The Shinnecock Indian Nation has lost an appeal in its 10-year legal battle to reclaim thousands of acres in the Hamptons.
The U.S. Court of Appeals in Manhattan ruled in October to uphold an earlier ruling dismissing the case, court records show.
The 3-0 decision leaves the Southampton tribe with a final option of appealing to the U.S. Supreme Court. Shinnecock leaders declined to comment on the decision last week through tribal spokeswoman Beverly Jensen. Attorneys for the tribe did not respond to requests for comment.
Southampton Town Supervisor Jay Schneiderman said Monday that the Shinnecock nation received 60 additional days last week to petition the Supreme Court, if it decides to go ahead. An initial 90-day window to file the petition expired last week, he said.
“It’s unfortunate the town and the nation are at odds on the land claim case, but when it’s resolved, however it’s resolved, I believe we can work together on a number of issues,” Schneiderman said. “We are beginning to talk about economic development initiatives and environmental projects that would be mutually beneficial to the town and the nation.”
The Shinnecocks argued that an 1859 state law illegally stripped the tribe of about 3,600 acres on the South Fork that has since been developed into luxury homes, the Stony Brook Southampton college campus, and the famed Shinnecock Hills Golf Course.
New York State, Southampton Town and private developers were named among the defendants. State Attorney General Eric T. Schneiderman’s office declined to comment on the dismissal.

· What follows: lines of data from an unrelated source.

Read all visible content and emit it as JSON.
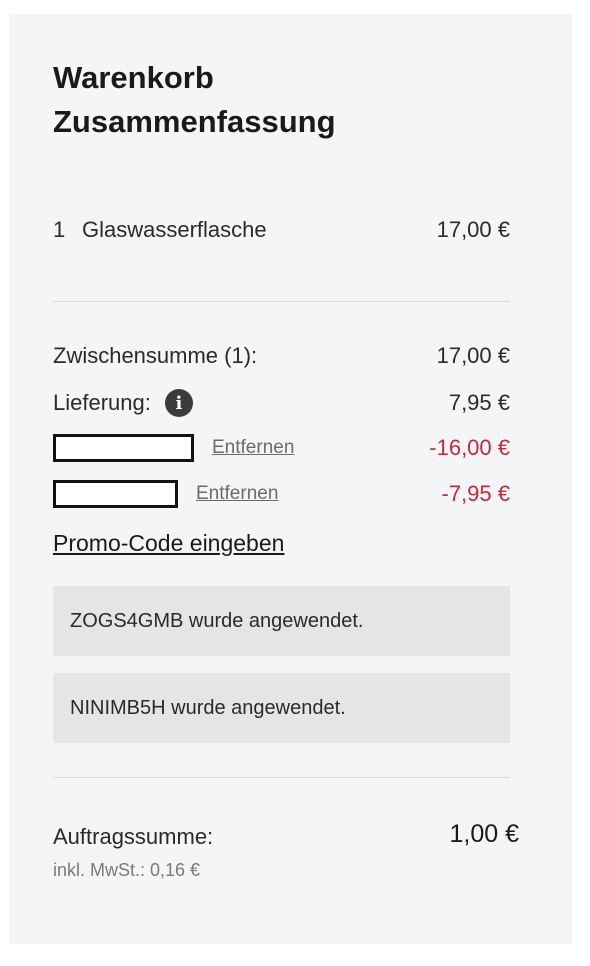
{
  "summary": {
    "title_line1": "Warenkorb",
    "title_line2": "Zusammenfassung"
  },
  "items": [
    {
      "qty": "1",
      "name": "Glaswasserflasche",
      "price": "17,00 €"
    }
  ],
  "totals": {
    "subtotal_label": "Zwischensumme (1):",
    "subtotal_value": "17,00 €",
    "delivery_label": "Lieferung:",
    "delivery_value": "7,95 €",
    "info_icon": "info-icon"
  },
  "discounts": [
    {
      "remove_label": "Entfernen",
      "amount": "-16,00 €"
    },
    {
      "remove_label": "Entfernen",
      "amount": "-7,95 €"
    }
  ],
  "promo": {
    "link_label": "Promo-Code eingeben"
  },
  "notices": [
    "ZOGS4GMB wurde angewendet.",
    "NINIMB5H wurde angewendet."
  ],
  "order": {
    "total_label": "Auftragssumme:",
    "total_value": "1,00 €",
    "vat_text": "inkl. MwSt.: 0,16 €"
  },
  "colors": {
    "panel_bg": "#f4f5f7",
    "discount_red": "#c8283a",
    "notice_bg": "#e4e5e7"
  }
}
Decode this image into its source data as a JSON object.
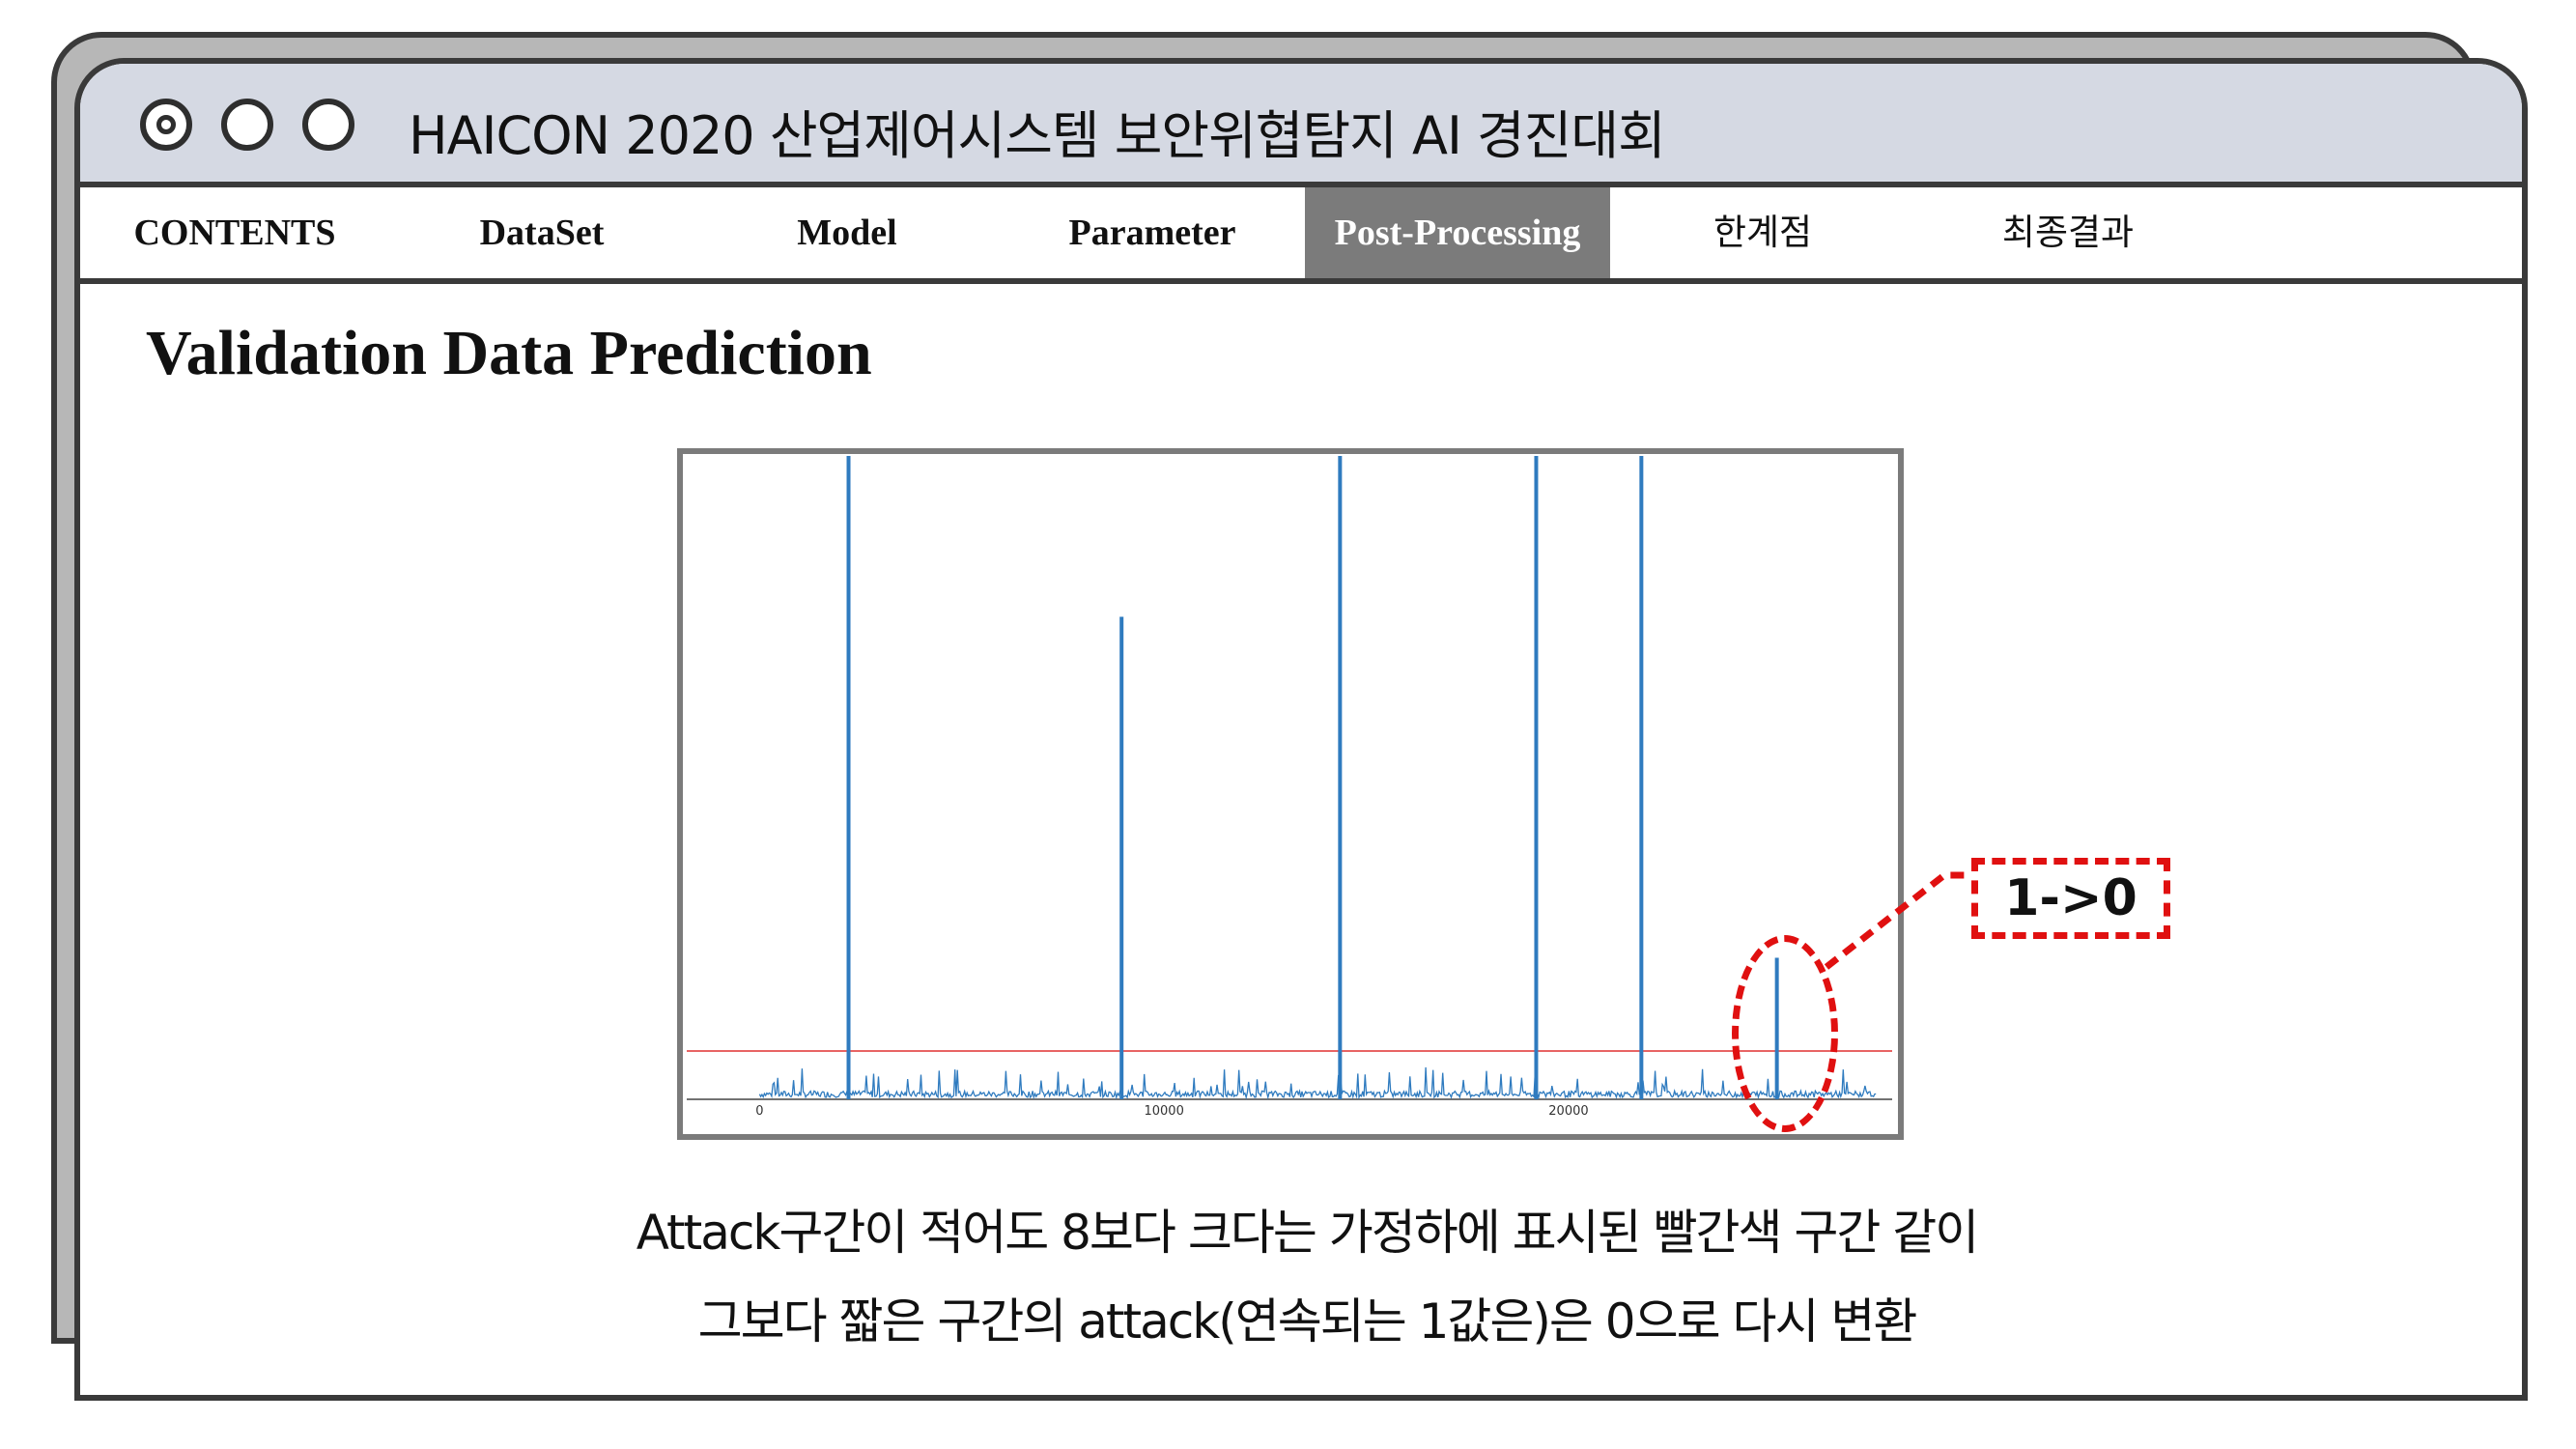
{
  "window": {
    "title": "HAICON 2020 산업제어시스템 보안위협탐지 AI 경진대회",
    "controls": [
      "record-icon",
      "circle-icon",
      "circle-icon"
    ]
  },
  "nav": {
    "tabs": [
      {
        "label": "CONTENTS",
        "active": false
      },
      {
        "label": "DataSet",
        "active": false
      },
      {
        "label": "Model",
        "active": false
      },
      {
        "label": "Parameter",
        "active": false
      },
      {
        "label": "Post-Processing",
        "active": true
      },
      {
        "label": "한계점",
        "active": false
      },
      {
        "label": "최종결과",
        "active": false
      }
    ],
    "active_color": "#7b7b7b"
  },
  "main": {
    "heading": "Validation Data Prediction",
    "callout_label": "1->0",
    "callout_color": "#e01010",
    "caption_line1": "Attack구간이 적어도 8보다 크다는 가정하에 표시된 빨간색 구간 같이",
    "caption_line2": "그보다 짧은 구간의 attack(연속되는 1값은)은 0으로 다시 변환"
  },
  "chart_data": {
    "type": "line",
    "x_ticks": [
      0,
      10000,
      20000
    ],
    "xlim": [
      -1800,
      28000
    ],
    "ylim": [
      0,
      1
    ],
    "threshold": 0.075,
    "series_color": "#2f7bbf",
    "threshold_color": "#e03030",
    "spikes": [
      {
        "x": 2200,
        "y": 1.0
      },
      {
        "x": 8950,
        "y": 0.75
      },
      {
        "x": 14350,
        "y": 1.0
      },
      {
        "x": 19200,
        "y": 1.0
      },
      {
        "x": 21800,
        "y": 1.0
      },
      {
        "x": 25150,
        "y": 0.22
      }
    ],
    "baseline_noise": 0.01
  }
}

The Shinnecocks filed the lawsuit in 2005 to a celebration of drums, songs and burning sage on the steps of the federal courthouse in Central Islip. The case began as tribal leaders intensified a yearslong effort to gain federal recognition and a casino on Long Island.
The Shinnecocks received federal recognition in 2010, but hopes for an agreement on location of a casino stalled.
Tribal leaders, at the time the lawsuit was filed, said they were fulfilling the wishes of generations of tribal members who believed much of Southampton was wrongfully taken from them in the middle of the 19th century.
In 1859, when the Long Island Rail Road was seeking to run a line to Montauk Point that would pass through Shinnecock land in Southampton, the tribe surrendered its long claim to the land to private investors in exchange for title to the 800-acre reservation it now occupies in Southampton. Twenty-one Shinnecocks allegedly signed the paperwork for the deal, but modern tribal leaders have pointed to evidence that some of the signatures were illegitimate.
State lawmakers at the time approved the land transfer, the lawsuit said, even though a 1790 federal law meant to protect tribes from swindlers prohibited states from taking tribal land without approval from Congress.
The Southampton tribe said the land in what is now Shinnecock Hills, Tuckahoe and Hampton Bays held buried ancestors and historic ceremonial sites. Burial grounds, they said, were dug up to create traps and bunkers for the Shinnecock Hills Golf Course.
The tribe sought the return of the land and damages estimated in the billions. But the case was dismissed in U.S. District Court, which cited precedents in land claim cases by the Oneida and Cayuga nations of upstate New York.
“To be sure, the wrongs about which the Shinnecocks complain are grave, but they are also not of recent vintage, and the disruptive nature of the claims that seek to redress these wrongs tips the equity scale in favor of dismissal,” U.S. District Court Judge Thomas Platt wrote in a 2006 decision against the Shinnecock nation.